Recovery over the long term
Rebuilding your life does take time. There is no quick fix and you will do it at your own pace and in your own way. Be patient and kind to yourself.
Try to establish some kind of routine, order or pattern to your everyday life.
Seek support when you need it. You don’t have to travel this journey on your own.
You are likely to experience an emotional rollercoaster for the first year at least, but you will learn to ride it and not be frightened by it.
You will build a new life for yourself and your family and with the right support, in time your life will become easier.
Your experience will become a memory and you will have the capacity to control that memory. There may be times when these memories are triggered. This is natural and to be expected. You can allow them to come out of their box, and you can also put them back in there. For more information, download the Reintegration Guide.
Re-evaluating your priorities
Having gone through a significant incident, such as a kidnapping, you might end up re-evaluating your priorities, whether related to life, work, relationships or leisure pursuits. This is normal. Don’t rush things. Don’t do anything for the first six weeks and don’t make any major decisions in the first six months. Be prepared for the long haul.
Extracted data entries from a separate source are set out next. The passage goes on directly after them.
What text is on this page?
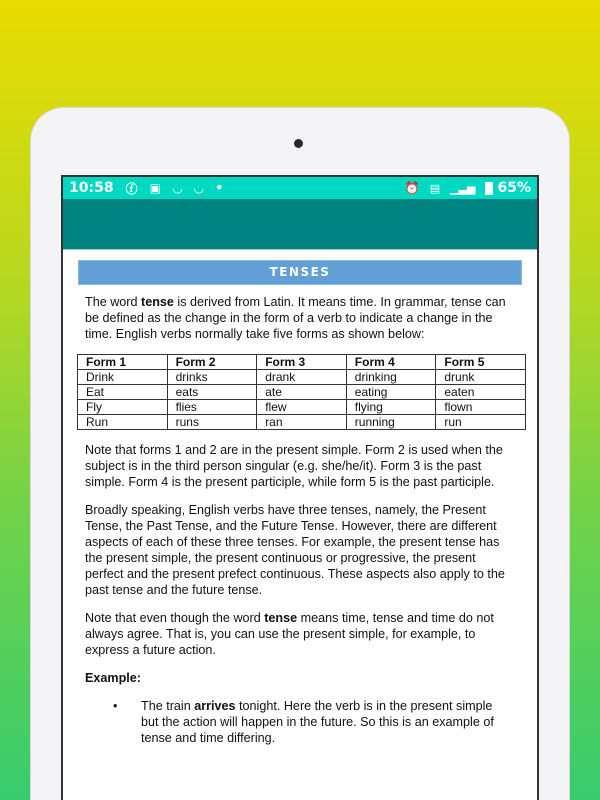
10:58 ⓕ ▣ ◡ ◡ •	⏰ ▤ ▁▃▅ 65%
TENSES

The word tense is derived from Latin. It means time. In grammar, tense can be defined as the change in the form of a verb to indicate a change in the time. English verbs normally take five forms as shown below:

Form 1	Form 2	Form 3	Form 4	Form 5
Drink	drinks	drank	drinking	drunk
Eat	eats	ate	eating	eaten
Fly	flies	flew	flying	flown
Run	runs	ran	running	run

Note that forms 1 and 2 are in the present simple. Form 2 is used when the subject is in the third person singular (e.g. she/he/it). Form 3 is the past simple. Form 4 is the present participle, while form 5 is the past participle.

Broadly speaking, English verbs have three tenses, namely, the Present Tense, the Past Tense, and the Future Tense. However, there are different aspects of each of these three tenses. For example, the present tense has the present simple, the present continuous or progressive, the present perfect and the present prefect continuous. These aspects also apply to the past tense and the future tense.

Note that even though the word tense means time, tense and time do not always agree. That is, you can use the present simple, for example, to express a future action.

Example:

• The train arrives tonight. Here the verb is in the present simple but the action will happen in the future. So this is an example of tense and time differing.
PTSD can come many years after a traumatic event
Post-traumatic stress disorder (PTSD) can occur after you have been through a traumatic event, such as a kidnapping. During a traumatic event, you think that your life or others’ lives are in danger. You may feel afraid or feel that you have no control over what is happening around you.
Most people have some stress-related reactions after a traumatic event, but not everyone gets PTSD. If your reactions don’t go away over time and they disrupt your life, you may have PTSD.
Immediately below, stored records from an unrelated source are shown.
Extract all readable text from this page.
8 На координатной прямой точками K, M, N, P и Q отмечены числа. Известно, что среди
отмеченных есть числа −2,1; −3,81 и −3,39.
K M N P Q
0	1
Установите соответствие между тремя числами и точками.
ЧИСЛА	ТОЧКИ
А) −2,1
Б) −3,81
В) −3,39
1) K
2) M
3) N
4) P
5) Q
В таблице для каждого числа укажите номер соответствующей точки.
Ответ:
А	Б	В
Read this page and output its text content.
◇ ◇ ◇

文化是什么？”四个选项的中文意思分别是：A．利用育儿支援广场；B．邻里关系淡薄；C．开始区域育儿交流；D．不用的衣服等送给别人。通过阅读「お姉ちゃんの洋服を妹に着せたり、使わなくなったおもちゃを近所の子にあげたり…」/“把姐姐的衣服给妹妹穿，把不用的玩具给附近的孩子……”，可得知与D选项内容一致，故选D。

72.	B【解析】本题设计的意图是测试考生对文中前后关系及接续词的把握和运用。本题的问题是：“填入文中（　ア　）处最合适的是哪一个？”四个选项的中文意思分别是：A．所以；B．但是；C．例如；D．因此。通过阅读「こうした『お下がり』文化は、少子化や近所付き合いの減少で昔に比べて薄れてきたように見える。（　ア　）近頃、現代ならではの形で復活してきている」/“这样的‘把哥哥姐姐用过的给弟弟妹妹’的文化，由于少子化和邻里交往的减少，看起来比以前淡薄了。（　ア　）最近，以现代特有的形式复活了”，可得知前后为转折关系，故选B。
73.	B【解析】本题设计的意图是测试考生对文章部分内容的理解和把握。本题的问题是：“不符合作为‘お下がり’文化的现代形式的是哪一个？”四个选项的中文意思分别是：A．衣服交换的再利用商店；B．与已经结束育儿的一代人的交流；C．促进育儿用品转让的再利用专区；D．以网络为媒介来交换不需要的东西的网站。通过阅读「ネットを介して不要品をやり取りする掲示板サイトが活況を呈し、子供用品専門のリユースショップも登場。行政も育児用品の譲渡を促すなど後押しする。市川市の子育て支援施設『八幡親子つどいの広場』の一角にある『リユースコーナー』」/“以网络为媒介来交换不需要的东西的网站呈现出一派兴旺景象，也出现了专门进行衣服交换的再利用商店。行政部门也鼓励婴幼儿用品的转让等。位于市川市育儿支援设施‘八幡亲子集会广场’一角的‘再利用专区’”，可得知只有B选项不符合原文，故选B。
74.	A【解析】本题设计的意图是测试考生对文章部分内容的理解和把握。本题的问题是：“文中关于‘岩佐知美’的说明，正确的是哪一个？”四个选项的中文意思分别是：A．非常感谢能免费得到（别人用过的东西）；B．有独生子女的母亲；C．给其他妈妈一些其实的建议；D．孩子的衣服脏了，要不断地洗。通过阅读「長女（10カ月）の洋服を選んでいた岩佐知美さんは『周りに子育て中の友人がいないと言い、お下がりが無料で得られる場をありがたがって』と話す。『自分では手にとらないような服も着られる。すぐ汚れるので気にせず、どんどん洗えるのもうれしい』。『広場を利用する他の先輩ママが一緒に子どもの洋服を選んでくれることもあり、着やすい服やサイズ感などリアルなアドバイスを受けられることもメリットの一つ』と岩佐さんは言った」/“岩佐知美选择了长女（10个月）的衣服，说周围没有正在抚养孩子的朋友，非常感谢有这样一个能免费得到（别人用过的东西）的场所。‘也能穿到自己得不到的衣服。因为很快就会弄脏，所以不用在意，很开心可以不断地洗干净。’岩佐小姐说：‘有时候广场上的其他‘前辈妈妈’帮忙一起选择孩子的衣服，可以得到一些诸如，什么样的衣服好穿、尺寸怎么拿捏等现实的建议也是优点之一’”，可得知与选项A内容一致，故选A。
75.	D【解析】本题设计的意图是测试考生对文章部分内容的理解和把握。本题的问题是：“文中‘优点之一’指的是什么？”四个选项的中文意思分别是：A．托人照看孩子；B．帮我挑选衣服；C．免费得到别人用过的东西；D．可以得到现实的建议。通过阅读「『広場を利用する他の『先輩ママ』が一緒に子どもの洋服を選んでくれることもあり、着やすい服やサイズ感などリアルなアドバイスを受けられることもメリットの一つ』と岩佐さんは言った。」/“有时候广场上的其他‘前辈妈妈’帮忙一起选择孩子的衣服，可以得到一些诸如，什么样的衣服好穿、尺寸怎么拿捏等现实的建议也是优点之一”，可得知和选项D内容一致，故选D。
PTSD symptoms usually start soon after the traumatic event, but they may not appear until months or years later. They also may come and go over many years. If the symptoms last longer than four weeks, cause you great distress, or interfere with your work or home life, you might have PTSD.
There are four types of symptoms of PTSD.
- Re-experiencing: where you relive the event through flashbacks, bad memories, nightmares or where you feel like you’re going through the event again.
- Avoidance: where you try to avoid situations or people that trigger memories of the traumatic event, and you may even avoid talking or thinking about the event.
- Negative changes in beliefs or feelings: Where the way you think about yourself and others may change because of the trauma. You may feel fear, guilt, or shame. Or, you may not be interested in activities you used to enjoy. This is another way to avoid memories.
- Hyper-arousal: where you may be jittery, or always alert and on the lookout for danger. Or, you may have trouble concentrating or sleeping.
It is important to remember that PTSD can emerge years after your release. If you suspect you are suffering from PTSD, Hostage International can help you to find the support and care you need. See Dealing With the Impacts of Trauma
You might find it difficult or awkward to rebuild relationships with your colleagues. They won’t understand what you have been through and might find it difficult to know what to say or how to help you. Some might not have found out about your kidnapping until after your release due to the need to maintain secrecy around some cases. Even those that are genuinely supportive might end up saying or doing the wrong thing or ask you inappropriate questions. Most people find it difficult to talk about ‘sensitive’ issues and tend to say nothing for fear of saying the wrong thing.
It can help if your manager briefs them ahead of your return and helps them to understand how you might be feeling and how your experiences might impact on your behaviour, your ability to do your job and your interactions in the workplace.
Handling the impact of trauma and physical health on your ability to work
You may encounter challenges that impact on your return to work. Your concentration may be affected, you may experience difficulty dealing with everyday stress, such as rush hour transport.
There may be physical triggers in the office environment that may affect you, such as sights, sounds and even smells that might take you back to your captivity. For example, if you were kept isolated or in a dark space you might find it difficult to work in a windowless office. Perhaps specific noises will trigger flashbacks making a noisy environment distracting. Open or closed plan offices may work better depending on your experiences.
You may need to ask your employer for flexibility to allow you to avoid rush hour traffic or public transport, which can cause heightened stress and anxiety. You might also struggle to sleep or have disrupted sleep patterns, meaning it would be better for you to work outside normal office hours.
You may have difficulty with tasks that were once easy, or find multi-tasking difficult due to your impaired concentration. Don’t be too hard on yourself. It is understandable that your mind needs time to heal after being kidnapped. It will take time to get back to your previous levels of productivity, but be assured that most people do.